For a long time she wonders if she did something wrong, if for some reason this family wasn’t enough for her mother, if there is a fundamental flaw in the ties that bind Carson and Meg and the adults meant to care for them together. She asks Meg, where did mom go and why didn’t she say goodbye and when is she coming back? It’s the only time in her life that Meg doesn’t have a response. (Meg always has a response.) So Carson plays baseball to forget, makes her own lunches to take to school, and wears dresses that don’t quite fit anymore until the nice woman next door offers to take her shopping.
It's not bad, her life.
But then she gets older, and better at baseball, marries Charlie, who she loves, who she loves and who still can’t answer why her mom left, who she loves and who still can’t split her world in two. And then the scouts come.
And then she gets a chance, the smallest, briefest whisper of a chance, to play professional baseball.
And for the first time in years, she thinks of her mother.
And she realizes, consciously, all the things a woman can want.
How her mother might not have been a monster, the terrible, heartless woman the town remembers her as. Maybe she just wanted. Wanted other. Wanted different. And how much of a crime can it be, really? To want?
So she goes.
And on a sunny Chicago day like a lot of other sunny Chicago days, a little bit of alchemy takes place.
And a collection of women become a team
///
All they are, really, are girls not pretending to be anything other than what they are.
Ferocious fucking warriors. There is only beauty in that.
Even if other people can’t see it right away, Jo can see how true it is. They are beautiful.
And what comes along with the baseball habit, turns out, not for all of them sure, but for lots of them, is another little weakness.
The way almost none of them are married. The way Carson doesn’t miss her husband the way she should. The way that they are all in a house together, Maybelle fogging the bathroom mirror with steam from her shower and Esti curled on the couch, Lupe and Jess arguing on the back porch and Jo playing endless cards with Greta, and all of them together. All the different kinds of girl, the real kinds of girl, the mess and the smearing and the bite and the sharp, tangy joy.
All of them under one roof.
What would you expect, really. They aren’t saints. Sometimes, you have to live a little. It’s like, the law.
///
It’s a stupid thing to risk, really. No one’s denying that reality. They’re not invisible, they know that, they know how people recognize them, not always but more and more, they know that they love the game, that the game is why they’re all here and that nothing, nothing should get in the way of that.
They’re not stupid.
Greta, Lupe, Carson, Jo, Jess, the list goes on, and on, and on - they know what they’re risking.
And if it didn’t matter so much, this other thing, none of them would think twice. None of them would lean in closer to another woman’s warm breath, none of them would let their fingers skate across soft skin or allow the magnetism between faces to pull too close, none of them want to die.
But they wouldn’t be playing baseball if it didn’t matter so much either. If it wasn’t like breathing. If it wasn’t the entire goddam point of being alive.
They’ve been put on the planet after all, with their powerhouse bodies and their pulsing hearts, their paper-bag lungs and the wanting wanting wanting that beats through their throats a thousand times a day. None of them are women who will take the easy way out, by now that should be obvious, and if playing baseball for real is already an impossible dream, then what’s the harm in adding one more dangerous hobby to the mix?

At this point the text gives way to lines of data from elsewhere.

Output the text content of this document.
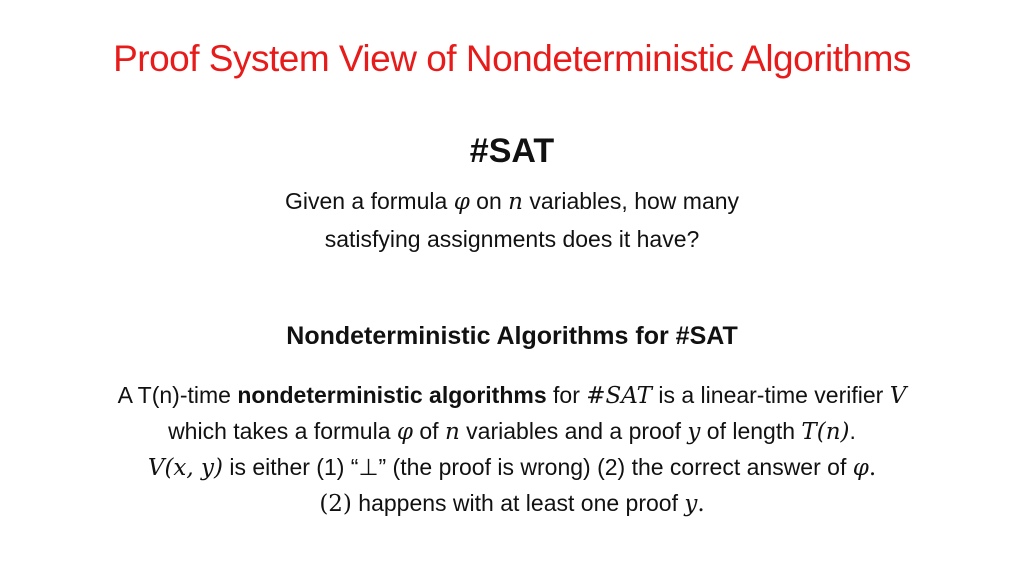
Proof System View of Nondeterministic Algorithms
#SAT
Given a formula φ on n variables, how many
satisfying assignments does it have?
Nondeterministic Algorithms for #SAT
A T(n)-time nondeterministic algorithms for #SAT is a linear-time verifier V
which takes a formula φ of n variables and a proof y of length T(n).
V(x, y) is either (1) “⊥” (the proof is wrong) (2) the correct answer of φ.
(2) happens with at least one proof y.
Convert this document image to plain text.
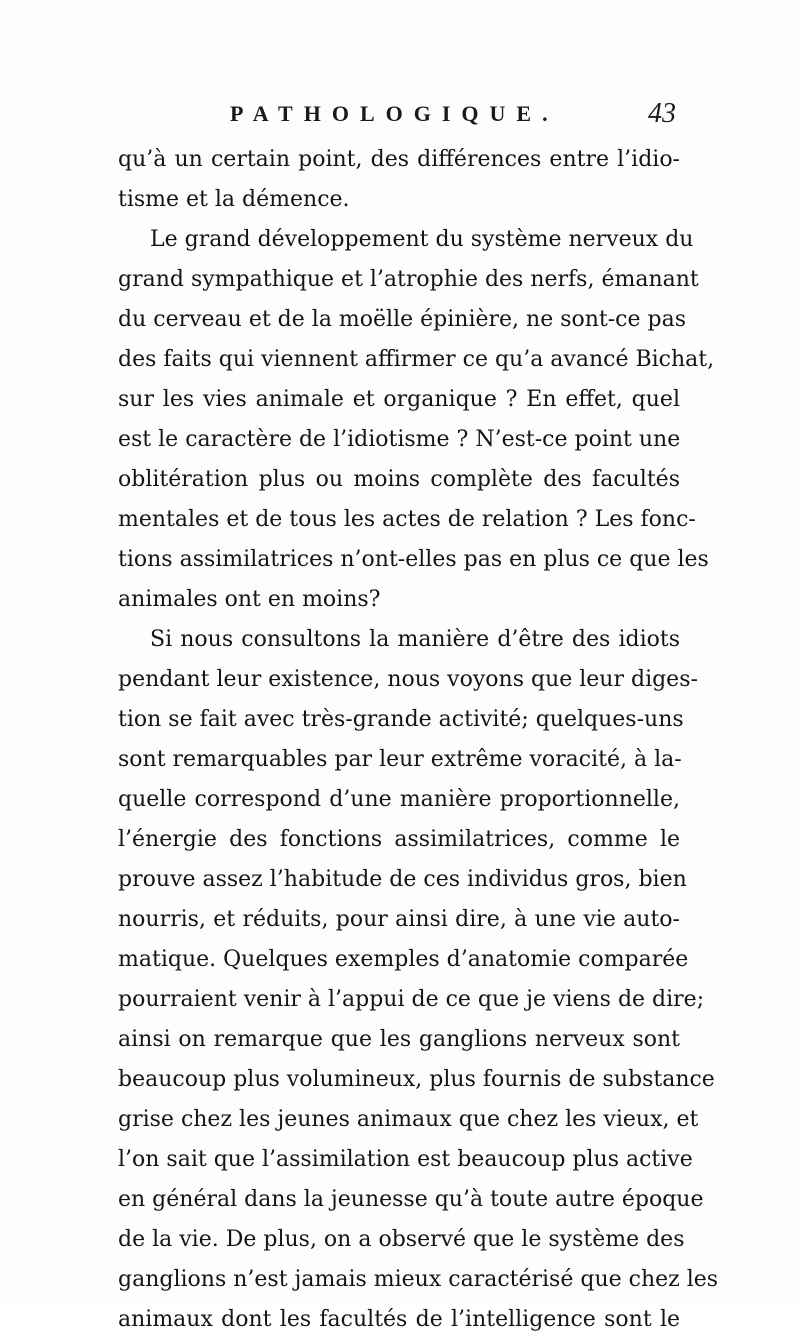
PATHOLOGIQUE.	43
qu’à un certain point, des différences entre l’idio-
tisme et la démence.
Le grand développement du système nerveux du
grand sympathique et l’atrophie des nerfs, émanant
du cerveau et de la moëlle épinière, ne sont-ce pas
des faits qui viennent affirmer ce qu’a avancé Bichat,
sur les vies animale et organique ? En effet, quel
est le caractère de l’idiotisme ? N’est-ce point une
oblitération plus ou moins complète des facultés
mentales et de tous les actes de relation ? Les fonc-
tions assimilatrices n’ont-elles pas en plus ce que les
animales ont en moins?
Si nous consultons la manière d’être des idiots
pendant leur existence, nous voyons que leur diges-
tion se fait avec très-grande activité; quelques-uns
sont remarquables par leur extrême voracité, à la-
quelle correspond d’une manière proportionnelle,
l’énergie des fonctions assimilatrices, comme le
prouve assez l’habitude de ces individus gros, bien
nourris, et réduits, pour ainsi dire, à une vie auto-
matique. Quelques exemples d’anatomie comparée
pourraient venir à l’appui de ce que je viens de dire;
ainsi on remarque que les ganglions nerveux sont
beaucoup plus volumineux, plus fournis de substance
grise chez les jeunes animaux que chez les vieux, et
l’on sait que l’assimilation est beaucoup plus active
en général dans la jeunesse qu’à toute autre époque
de la vie. De plus, on a observé que le système des
ganglions n’est jamais mieux caractérisé que chez les
animaux dont les facultés de l’intelligence sont le
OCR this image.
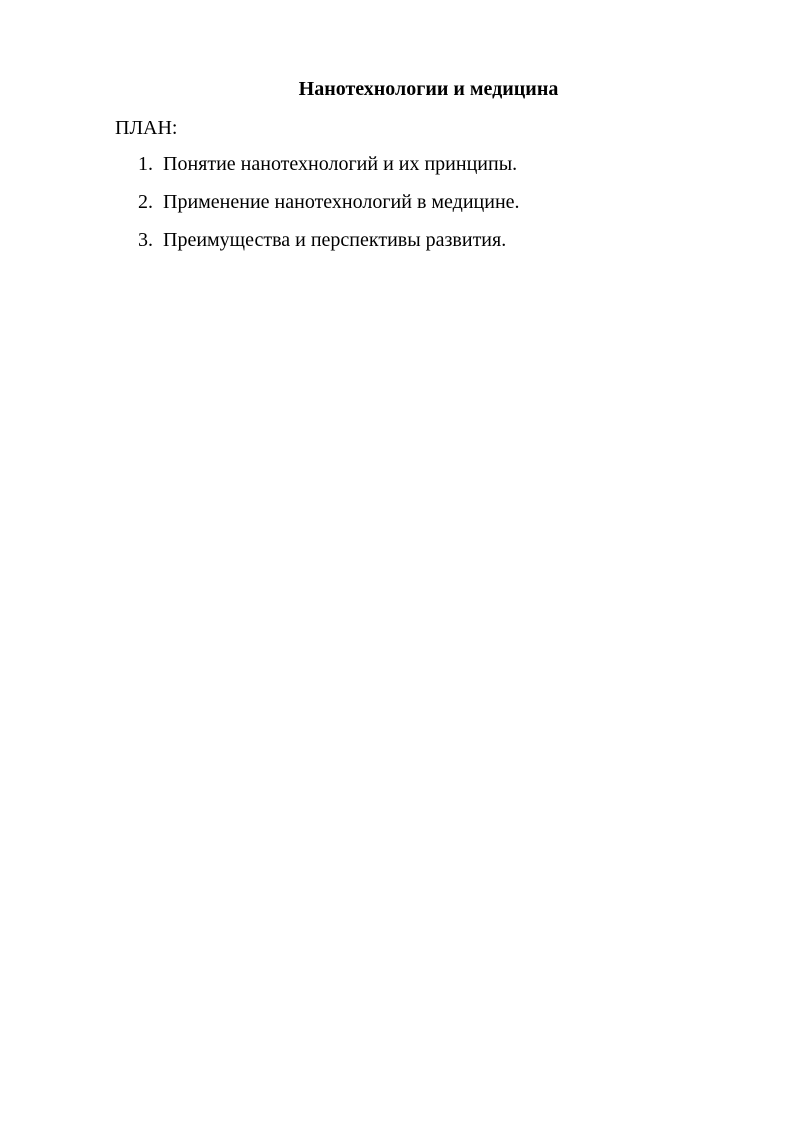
Нанотехнологии и медицина

ПЛАН:

1. Понятие нанотехнологий и их принципы.
2. Применение нанотехнологий в медицине.
3. Преимущества и перспективы развития.
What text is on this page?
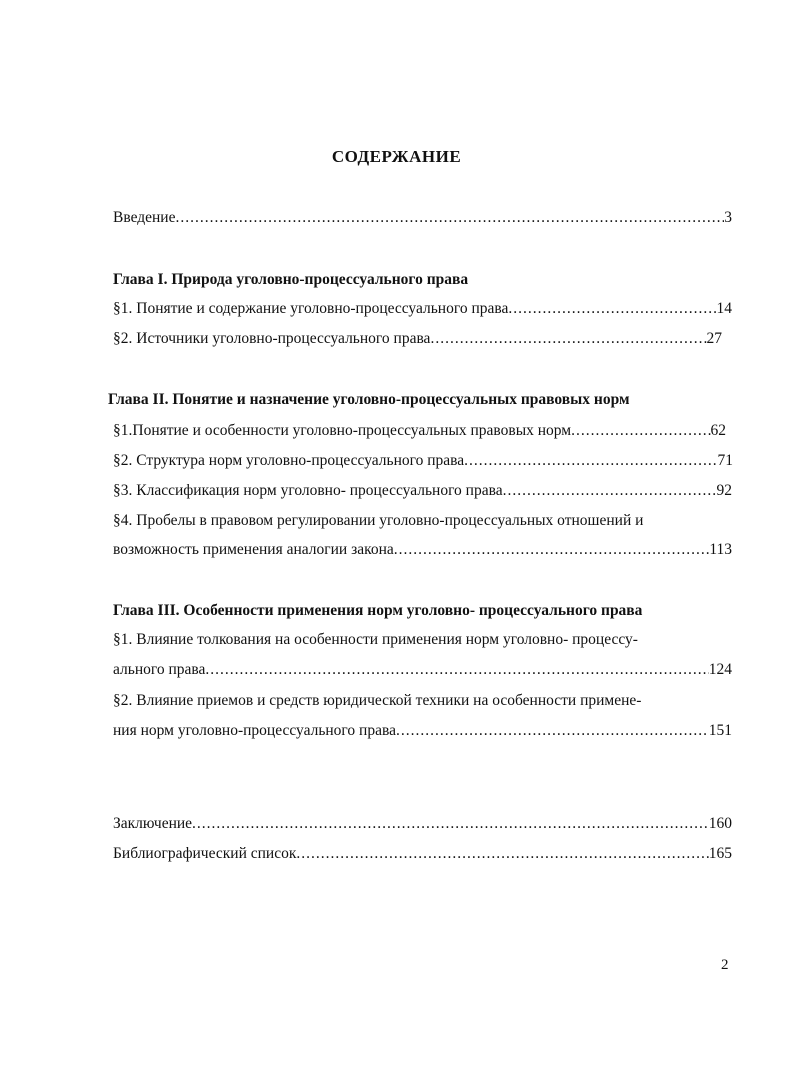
СОДЕРЖАНИЕ
Введение .....	3
Глава I. Природа уголовно-процессуального права
§1. Понятие и содержание уголовно-процессуального права .....	14
§2. Источники уголовно-процессуального права .....	27
Глава II. Понятие и назначение уголовно-процессуальных правовых норм
§1.Понятие и особенности уголовно-процессуальных правовых норм .....	62
§2. Структура норм уголовно-процессуального права .....	71
§3. Классификация норм уголовно- процессуального права .....	92
§4. Пробелы в правовом регулировании уголовно-процессуальных отношений и
возможность применения аналогии закона .....	113
Глава III. Особенности применения норм уголовно- процессуального права
§1. Влияние толкования на особенности применения норм уголовно- процессу-
ального права .....	124
§2. Влияние приемов и средств юридической техники на особенности примене-
ния норм уголовно-процессуального права .....	151
Заключение .....	160
Библиографический список .....	165
2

The question becomes, then, if one of these things might come true, if it is possible to play ball the way no girls ever have before, can the other thing slip away? Can it shrivel up, can it twist and turn into something optional, something non-essential. Can it be forgotten?
The smart thing to do would be to let it vanish.
None of them turn out to be all that capable of giving up.
They wouldn’t be here if they were. Fighting is a lifestyle it turns out, and so is risk, and if the easy way isn’t possible –
if the easy way has never been possible –
then how much can it turn to have a little fun?